In this case commit sends in diskPagePtr referring to the new row page. However this was mixed up in the commit handling and we instead used the old row page where the new row page should have been used and vice versa.
Also when freeing log space we used the wrong page to figure out whether to return log space.
A final complexity came from the fact that the UNDO of the allocation of a new row wasn’t part of m_undo_buffer_space, this was accounted for in one place, but not in another place.
This patch also adds a bit more debugging support required to understand what was going on in the commit of disk row that used DISK_REORG. Also some comments with faulty comments or comments that weren’t understandable were removed.
Also fix issues related to multi operations combined with DISK_REORG.
When calling load_diskpage we haven’t yet called prepareActiveOperation.
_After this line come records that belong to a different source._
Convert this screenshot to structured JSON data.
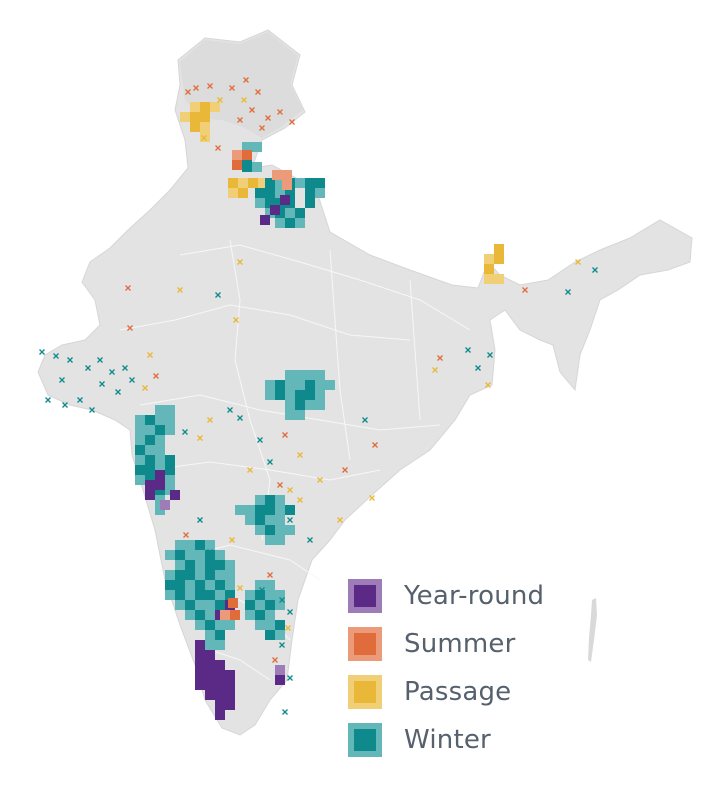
{
  "map": {
    "land_color": "#e3e3e3",
    "border_color": "#f6f6f6",
    "background": "#ffffff"
  },
  "legend": {
    "items": [
      {
        "label": "Year-round",
        "key": "year_round",
        "color": "#5b2a86",
        "border": "#9d7cb8"
      },
      {
        "label": "Summer",
        "key": "summer",
        "color": "#e06c3c",
        "border": "#ec9b7a"
      },
      {
        "label": "Passage",
        "key": "passage",
        "color": "#e9b838",
        "border": "#f1cf76"
      },
      {
        "label": "Winter",
        "key": "winter",
        "color": "#0f8a8c",
        "border": "#63b7b8"
      }
    ]
  }
}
This means that we will never have set the bit field m_load_extra_diskpage_on_commit. This bit exists on the previous operation record, so it must be fetched from there in load_diskpage if there is a previous operation.
Second in load_extra_diskpage we need to get the pointer to the copy tuple. This is however not present at this early stage in the new operation record. Thus this must also be fetched from the previous operation record.
Finally in handle_size_change_after_update we need to use the extra disk page when DISK_REORG is already set. This was the case, but we calculated some variables using the wrong page, we used the old page instead of the new disk page. Thus these variables needed to be recalculated when discovering that the DISK_REORG bit was set.
Also added some more jam’s in debug and in production.
Forgot to remove declaration of useless variable causing crash.
Fixed printout in debug mode that can cause crashes.